Virginia Gov. Terry McAuliffe yesterday signed a bill authorizing the expansion of the state’s Solar Energy Development Authority to include energy storage.
The legislation is part of a series of bills signed by McAuliffe that promote wind, solar and energy storage technologies.
SB 1258, introduced by Sen. Adam Ebbin, expands the purpose of the new Solar Energy and Battery Storage Development Authority to include positioning the state as a leader in research, development, commercialization, manufacturing, and deployment of energy storage technology. The powers of the authority are expanded to include
- Promoting collaborative efforts among Virginia’s public and private institutions of higher education in research, development, and commercialization efforts related to energy storage,
- Monitoring relevant developments nationally and globally,
- Identifying and working with the state’s industries and nonprofit partners.
In addition, the measure expands the size of the authority 11 to 15 members.
“Today, I am honored to sign these bills into law, furthering the great work we’re doing to support and promote the clean energy sector across the Commonwealth,” McAuliffe said at the bill signing ceremony, according to the governor’s office. “It is clear that Virginia is moving in the right direction, especially with the recent announcement of record growth in our solar industry, but there is still work to do.
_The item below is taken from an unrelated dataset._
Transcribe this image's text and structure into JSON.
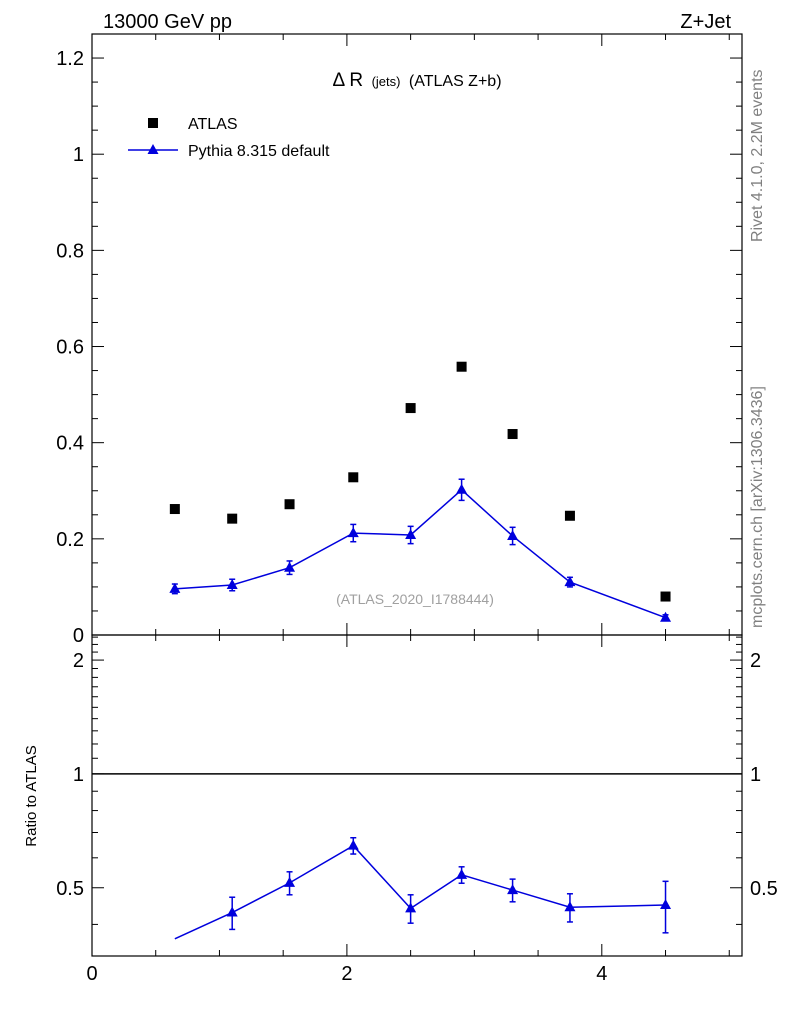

Together, with our partners in the General Assembly and the private sector, I will continue to implement policies that bolster the entire clean energy industry in the Commonwealth.”
The governor’s office said that other bills pertaining to renewables that were signed by McAuliffe yesterday include:
- SB 1393, which creates a path for the development of community solar programs in the service territories of Appalachian Power Company (ApCo), Dominion, and the Electric Cooperatives. Each utility will develop its own territory-specific program that allows citizens and businesses the ability to “subscribe” to receive electricity generated by a small centrally-located solar generation system.
- SB 1394 and HB 2303, which are identical bills, create a Small Agricultural Generators Program — a new framework for the generation of renewable energy at agricultural facilities and how that energy can be sold to utilities.
- SB 1395 increases the allowable maximum size of renewable projects to be eligible to be permitted through the state’s Permit by Rule (PBR) process from 100 MW to 125 MW. These projects are exempt from environmental review and permitting by the State Corporation Commission. SB 1395 also exempts projects that are being built for use by a single customer of a utility from having to apply for and receive a Certificate of Public Convenience and Necessity from the SCC.